The Majestic Theatre is a theatre located at 4126-4140 Woodward Avenue in Midtown Detroit, Michigan. It was listed on the National Register of Historic Places in 2008.

Today, the theatre is mainly a music venue. It hosts a variety of musical concerts in three separate areas of the building: The Majestic, The Majestic Cafe, and The Magic Stick.

==History==
The Majestic Theatre, designed by C. Howard Crane, opened on April 1, 1915. The theatre originally seated 1,651 people (at the time the largest theatre in the world built for the purpose of showing movies), and the facade was designed in an arcaded Italian style. In 1934, the front 35 ft of the theatre were removed when Woodward Avenue was widened to its present size. The entire facade was redesigned into its current striking Art Deco motif by the firm of Bennett & Straight. The theater now boasts the largest enameled metal panel Art Deco facade in the Detroit metropolitan region.

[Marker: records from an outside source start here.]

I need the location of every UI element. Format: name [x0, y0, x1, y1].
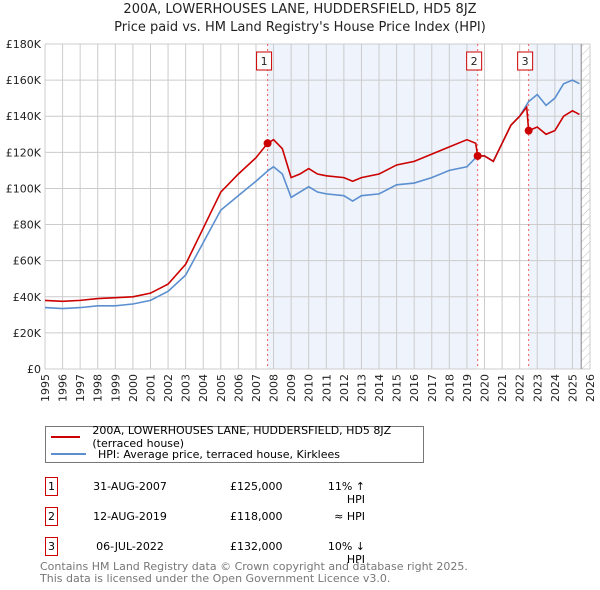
legend-item-hpi: HPI: Average price, terraced house, Kirk…	[46, 446, 340, 462]
forecast-hatch	[581, 44, 590, 369]
sale-hpi: 10% ↓ HPI	[327, 540, 365, 566]
x-tick-label: 1997	[74, 374, 87, 402]
sale-row: 1 31-AUG-2007 £125,000 11% ↑ HPI	[45, 477, 445, 506]
sale-number: 3	[45, 537, 58, 556]
x-tick-label: 2013	[355, 374, 368, 402]
x-tick-label: 2005	[215, 374, 228, 402]
sale-point	[524, 126, 533, 135]
x-tick-label: 2019	[461, 374, 474, 402]
sale-label-box	[466, 51, 483, 71]
sale-row: 3 06-JUL-2022 £132,000 10% ↓ HPI	[45, 537, 445, 566]
sale-price: £125,000	[230, 480, 283, 493]
sale-number: 1	[45, 477, 58, 496]
sale-hpi: 11% ↑ HPI	[327, 480, 365, 506]
legend-label: 200A, LOWERHOUSES LANE, HUDDERSFIELD, HD…	[92, 424, 392, 450]
chart-title: 200A, LOWERHOUSES LANE, HUDDERSFIELD, HD…	[123, 2, 477, 17]
price-chart: 1995 1996 1997 1998 1999 2000 2001 2002 2003 2004…	[6, 38, 597, 402]
x-tick-label: 2026	[584, 374, 597, 402]
x-tick-label: 2023	[531, 374, 544, 402]
sale-hpi: ≈ HPI	[334, 510, 365, 523]
y-tick-label: £120K	[6, 146, 42, 159]
x-tick-label: 2018	[443, 374, 456, 402]
y-tick-label: £40K	[13, 291, 42, 304]
x-tick-label: 2015	[391, 374, 404, 402]
sale-date: 12-AUG-2019	[93, 510, 167, 523]
sale-row: 2 12-AUG-2019 £118,000 ≈ HPI	[45, 507, 445, 526]
y-tick-label: £80K	[13, 219, 42, 232]
x-tick-label: 2008	[268, 374, 281, 402]
x-tick-label: 2010	[303, 374, 316, 402]
x-tick-label: 2006	[232, 374, 245, 402]
legend: 200A, LOWERHOUSES LANE, HUDDERSFIELD, HD…	[45, 424, 424, 463]
x-tick-label: 2004	[197, 374, 210, 402]
y-tick-label: £160K	[6, 74, 42, 87]
x-tick-label: 2002	[162, 374, 175, 402]
legend-label: HPI: Average price, terraced house, Kirk…	[98, 447, 341, 461]
x-tick-label: 2000	[127, 374, 140, 402]
y-tick-label: £60K	[13, 255, 42, 268]
x-tick-label: 2025	[566, 374, 579, 402]
y-tick-label: £180K	[6, 38, 42, 51]
sale-date: 06-JUL-2022	[96, 540, 164, 553]
x-tick-label: 2003	[180, 374, 193, 402]
x-tick-label: 1999	[109, 374, 122, 402]
y-tick-label: £140K	[6, 110, 42, 123]
property-price-line	[44, 105, 580, 303]
footer-line: This data is licensed under the Open Gov…	[40, 572, 391, 585]
sale-point	[263, 139, 272, 148]
sale-point	[473, 151, 482, 160]
sale-label: 2	[471, 55, 478, 68]
legend-swatch	[51, 453, 86, 455]
sale-date: 31-AUG-2007	[93, 480, 167, 493]
y-tick-label: £20K	[13, 327, 42, 340]
sale-label: 3	[522, 55, 529, 68]
x-tick-label: 2011	[320, 374, 333, 402]
x-tick-label: 2021	[496, 374, 509, 402]
x-tick-label: 2014	[373, 374, 386, 402]
x-tick-label: 2016	[408, 374, 421, 402]
legend-swatch	[51, 436, 81, 438]
sale-label-box	[256, 51, 273, 71]
legend-item-property: 200A, LOWERHOUSES LANE, HUDDERSFIELD, HD…	[46, 424, 423, 450]
sale-label-box	[517, 51, 534, 71]
sale-price: £118,000	[230, 510, 283, 523]
shaded-period	[267, 44, 478, 369]
sale-number: 2	[45, 507, 58, 526]
x-tick-label: 2012	[338, 374, 351, 402]
x-tick-label: 2017	[426, 374, 439, 402]
x-tick-label: 1995	[39, 374, 52, 402]
x-tick-label: 2007	[250, 374, 263, 402]
y-tick-label: £100K	[6, 182, 42, 195]
x-tick-label: 2024	[549, 374, 562, 402]
sale-price: £132,000	[230, 540, 283, 553]
x-tick-label: 2009	[285, 374, 298, 402]
sale-label: 1	[261, 55, 268, 68]
y-tick-label: £0	[27, 363, 41, 376]
footer-line: Contains HM Land Registry data © Crown c…	[40, 560, 468, 573]
chart-subtitle: Price paid vs. HM Land Registry's House …	[114, 20, 486, 35]
x-tick-label: 2020	[479, 374, 492, 402]
x-tick-label: 2022	[514, 374, 527, 402]
footer: Contains HM Land Registry data © Crown c…	[40, 561, 468, 585]
x-tick-label: 1996	[57, 374, 70, 402]
x-tick-label: 1998	[92, 374, 105, 402]
x-tick-label: 2001	[144, 374, 157, 402]
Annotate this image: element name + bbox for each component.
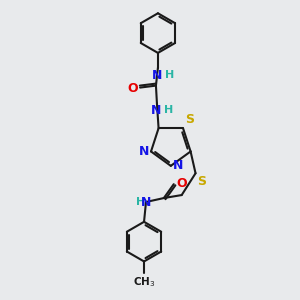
Text: O: O	[128, 82, 138, 95]
Text: S: S	[185, 113, 194, 126]
Text: N: N	[141, 196, 151, 208]
Text: S: S	[197, 175, 206, 188]
Text: N: N	[139, 145, 149, 158]
Text: O: O	[177, 177, 187, 190]
Text: H: H	[136, 197, 145, 207]
Text: N: N	[151, 104, 161, 117]
Text: N: N	[152, 69, 162, 82]
Text: CH$_3$: CH$_3$	[133, 275, 155, 289]
Text: H: H	[165, 70, 174, 80]
Text: H: H	[164, 105, 173, 116]
Text: N: N	[173, 159, 183, 172]
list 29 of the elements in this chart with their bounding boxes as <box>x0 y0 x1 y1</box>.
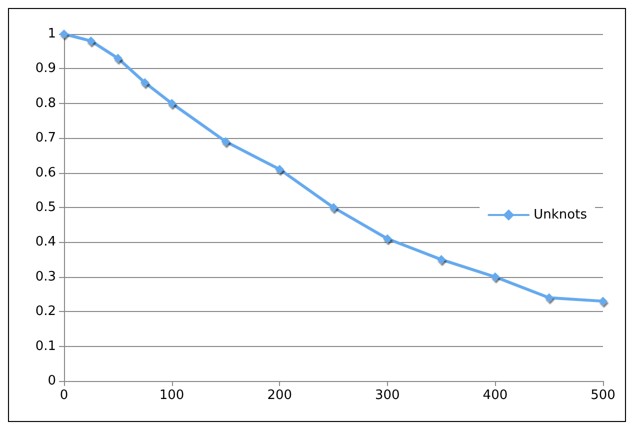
x-tick-label: 200 <box>267 388 292 403</box>
y-tick-label: 0.2 <box>35 304 56 320</box>
point <box>86 36 96 46</box>
y-tick-label: 1 <box>48 26 56 42</box>
point <box>436 255 446 264</box>
point <box>329 203 338 212</box>
y-tick-label: 0.6 <box>35 165 56 180</box>
y-tick-label: 0.7 <box>35 130 56 146</box>
point <box>167 98 176 108</box>
x-tick-label: 100 <box>159 388 184 403</box>
x-tick-label: 300 <box>374 388 400 403</box>
point <box>598 296 608 306</box>
y-tick-label: 0.3 <box>35 269 56 284</box>
point <box>275 164 284 174</box>
y-tick-label: 0.1 <box>35 338 56 354</box>
y-tick-label: 0.5 <box>35 200 56 215</box>
x-tick-label: 500 <box>590 388 616 403</box>
legend-label: Unknots <box>534 208 588 222</box>
point <box>490 272 500 282</box>
y-tick-label: 0.9 <box>35 61 56 76</box>
y-tick-label: 0.4 <box>35 234 56 250</box>
point <box>382 234 392 244</box>
point <box>140 78 150 88</box>
x-tick-label: 0 <box>60 388 68 403</box>
y-tick-label: 0 <box>48 374 56 388</box>
x-tick-label: 400 <box>482 388 508 403</box>
y-tick-label: 0.8 <box>35 96 56 111</box>
point <box>221 137 230 146</box>
point <box>113 54 122 63</box>
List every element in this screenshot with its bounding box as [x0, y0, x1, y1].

The theatre eventually closed, and the building was used as a church for a time, and later as a photographic studio. It lay vacant for ten years. The present owner purchased the building in 1984.

There is a myth that legendary magician Harry Houdini gave his last performance on stage here, on Halloween night 1926. In fact, Houdini last performed at the Garrick Theatre in Detroit and died a few days later of peritonitis at Detroit's Grace Hospital on October 31, 1926.

The Majestic Theatre was placed on the National Register of Historic Places in 2008. In 2018 the venue's owners announced a renovation plan and pledged to put $1,000,000 into the building. On October 25, 2019, The Majestic Theatre unveiled its new marquee facing Woodward Avenue.

==Current use==
The Majestic Theatre operates as part of the Majestic Theatre Center, which includes the attached Garden Bowl bowling alley, The Majestic Cafe, The Magic Stick, and Sgt. Pepperoni's.